KV-cache: in autoregressive generation, keys and values of previous tokens are cached. Without cache: O(n²) operations to generate n tokens. With cache: O(n). Bottleneck for long context: cache of 32K tokens × 70B = 40 GB.

vLLM: PagedAttention — managing KV cache as OS virtual memory. Continuous batching: efficiently process different requests of varying lengths. 24× higher throughput vs naive serving.

Numerical Example

Apache Spark WordCount on a 10-node cluster, 1 TB text file:

MapReduce (Hadoop): ~45 minutes (disk I/O dominates)
Spark (RDD, in-memory): ~8 minutes (6× speedup)
Spark (DataFrame + Parquet): ~3 minutes (columnar storage + Catalyst)
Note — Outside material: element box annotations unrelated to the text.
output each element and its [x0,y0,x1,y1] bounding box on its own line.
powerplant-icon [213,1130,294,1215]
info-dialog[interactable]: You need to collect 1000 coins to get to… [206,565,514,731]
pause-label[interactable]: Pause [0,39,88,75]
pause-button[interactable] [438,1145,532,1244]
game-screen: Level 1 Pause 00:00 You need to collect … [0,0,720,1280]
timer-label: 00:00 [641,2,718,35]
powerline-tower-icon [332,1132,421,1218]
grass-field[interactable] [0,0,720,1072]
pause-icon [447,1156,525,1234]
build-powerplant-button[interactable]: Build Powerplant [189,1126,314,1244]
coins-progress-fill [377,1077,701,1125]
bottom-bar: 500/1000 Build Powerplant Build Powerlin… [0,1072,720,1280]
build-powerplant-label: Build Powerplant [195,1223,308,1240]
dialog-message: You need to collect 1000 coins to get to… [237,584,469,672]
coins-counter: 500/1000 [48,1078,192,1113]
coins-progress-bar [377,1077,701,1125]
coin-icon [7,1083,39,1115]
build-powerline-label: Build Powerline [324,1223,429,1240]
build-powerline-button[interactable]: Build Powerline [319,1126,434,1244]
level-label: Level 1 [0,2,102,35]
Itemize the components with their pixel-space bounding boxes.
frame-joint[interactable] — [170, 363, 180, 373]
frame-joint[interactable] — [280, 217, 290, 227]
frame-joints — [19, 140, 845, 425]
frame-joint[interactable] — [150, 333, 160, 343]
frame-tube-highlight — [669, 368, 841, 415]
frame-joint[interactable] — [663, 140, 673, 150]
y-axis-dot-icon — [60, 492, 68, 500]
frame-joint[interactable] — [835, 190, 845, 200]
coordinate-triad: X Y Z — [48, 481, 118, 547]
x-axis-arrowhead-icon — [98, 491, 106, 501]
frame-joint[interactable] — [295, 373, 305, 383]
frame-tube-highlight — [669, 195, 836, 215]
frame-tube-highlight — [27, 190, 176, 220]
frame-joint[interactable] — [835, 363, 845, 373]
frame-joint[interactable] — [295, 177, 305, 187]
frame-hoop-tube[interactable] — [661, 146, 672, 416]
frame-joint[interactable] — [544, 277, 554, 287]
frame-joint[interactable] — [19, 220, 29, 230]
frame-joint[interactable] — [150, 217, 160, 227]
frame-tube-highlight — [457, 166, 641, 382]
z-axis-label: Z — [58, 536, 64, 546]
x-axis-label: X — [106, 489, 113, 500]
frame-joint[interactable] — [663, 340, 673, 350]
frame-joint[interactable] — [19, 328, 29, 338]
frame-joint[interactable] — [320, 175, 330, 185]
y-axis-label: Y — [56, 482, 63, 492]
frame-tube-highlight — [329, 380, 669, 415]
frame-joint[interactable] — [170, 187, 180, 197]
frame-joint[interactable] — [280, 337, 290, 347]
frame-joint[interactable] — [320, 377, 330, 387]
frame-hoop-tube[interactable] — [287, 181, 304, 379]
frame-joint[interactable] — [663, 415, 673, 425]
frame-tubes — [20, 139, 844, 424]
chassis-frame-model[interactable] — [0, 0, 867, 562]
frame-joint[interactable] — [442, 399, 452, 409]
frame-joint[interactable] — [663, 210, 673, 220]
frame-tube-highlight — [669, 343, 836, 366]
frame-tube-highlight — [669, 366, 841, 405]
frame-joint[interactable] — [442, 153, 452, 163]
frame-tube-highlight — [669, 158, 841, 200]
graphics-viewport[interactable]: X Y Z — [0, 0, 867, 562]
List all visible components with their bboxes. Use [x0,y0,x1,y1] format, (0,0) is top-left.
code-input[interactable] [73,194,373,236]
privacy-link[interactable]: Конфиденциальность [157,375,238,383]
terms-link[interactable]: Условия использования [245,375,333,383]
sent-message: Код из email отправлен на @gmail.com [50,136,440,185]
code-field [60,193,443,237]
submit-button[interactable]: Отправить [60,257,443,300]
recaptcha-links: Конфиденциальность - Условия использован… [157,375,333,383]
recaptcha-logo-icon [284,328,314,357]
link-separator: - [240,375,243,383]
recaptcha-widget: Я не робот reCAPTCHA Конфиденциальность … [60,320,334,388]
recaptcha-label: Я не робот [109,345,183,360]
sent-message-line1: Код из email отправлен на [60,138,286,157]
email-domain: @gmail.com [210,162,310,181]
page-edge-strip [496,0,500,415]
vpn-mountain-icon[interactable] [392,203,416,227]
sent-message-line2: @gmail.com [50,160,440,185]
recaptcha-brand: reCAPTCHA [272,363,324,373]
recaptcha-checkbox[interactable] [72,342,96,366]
PageRank calculation for a graph of 1B nodes:

MapReduce: 60 iterations × 5 min = 5 hours
Spark with cacheRDD: 60 iterations × 30 sec = 30 minutes

Assignment: (1) Implement Word2Vec on PySpark MLlib on a text corpus (Wikidump 1GB). Measure time and quality (analogies like king−man+woman). (2) Implement ALS for collaborative filtering on MovieLens 20M. Hyperparameters: rank=50, maxIter=10, regParam=0.1. Compute RMSE. (3) Profile execution: Spark UI → which stage takes the most time? How can it be improved?